Direktur Eksekutif Indef Ahmad Tauhid memandang, wacana kenaikan tarif Pajak Pertambahan Nilai (PPN) pada 2022 tidak tepat, karena diperkirakan kesejahteraan masyarakat masih stagnan.

Masyarakat justru akan semakin terbebani dengan adanya kenaikan tarif PPN, yang dipastikan membuat semua harga akan naik. Hal ini pada akhirnya akan membuat daya saing Indonesia akan semakin melemah.

Tauhid menjelaskan, dari data yang dihimpun dari Bank Dunia, dilihat dari perkembangan GDP perkapita di Indonesia sejak 2019 sudah stagnan.

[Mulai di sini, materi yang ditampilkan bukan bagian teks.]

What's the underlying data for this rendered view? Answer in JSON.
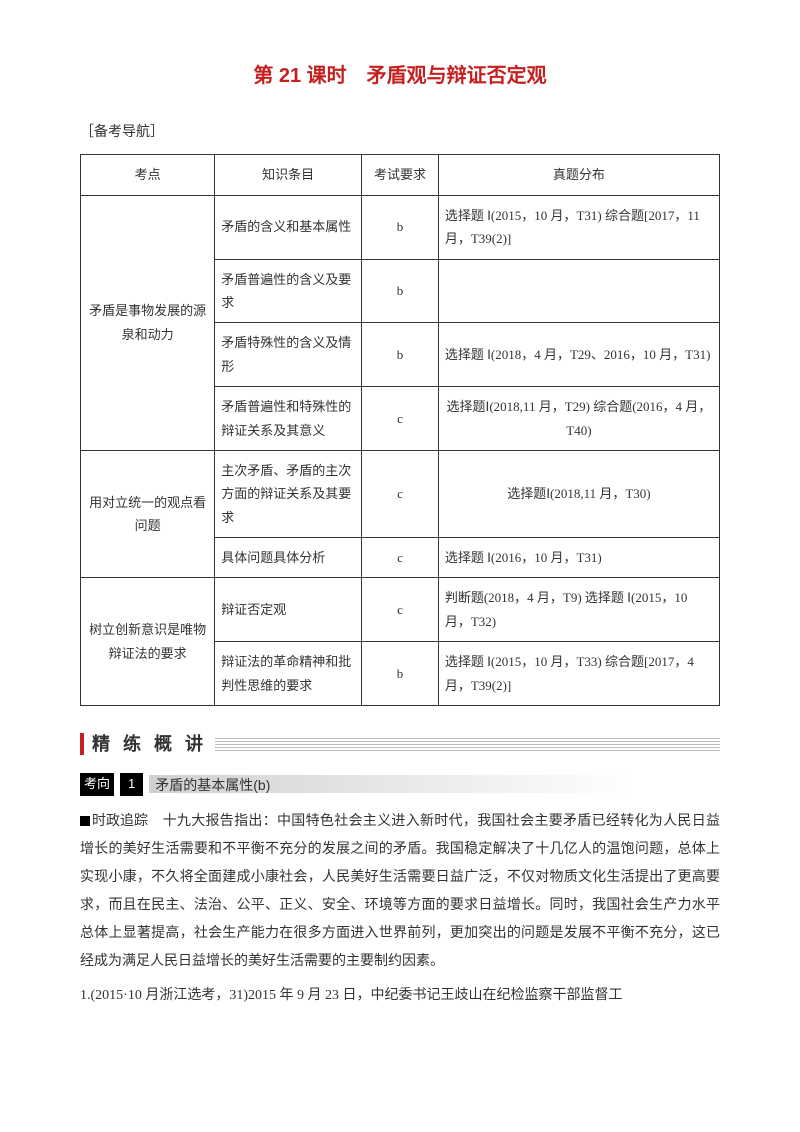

Bahkan stagnasi GDP per kapita itu kemungkinan akan berlanjut hingga 2022.

"Kita (GDP perkapita) masih berada di sekitar US$ 4.300 sampai US$ 4.400 sampai tahun 2022, tidak ada peningkatan signifikan dari kesejahteraan kita," jelas Tauhid dalam diskusi virtual, Selasa (11/5/2021).

"Buat apa dibebankan dari PPN ini, saya kira ini jadi catatan. Kalau dengan berbagai kondisi, 2022 sangat tidak mungkin dilakukan, karena kesejahteraan masih relatif turun," ujarnya lagi.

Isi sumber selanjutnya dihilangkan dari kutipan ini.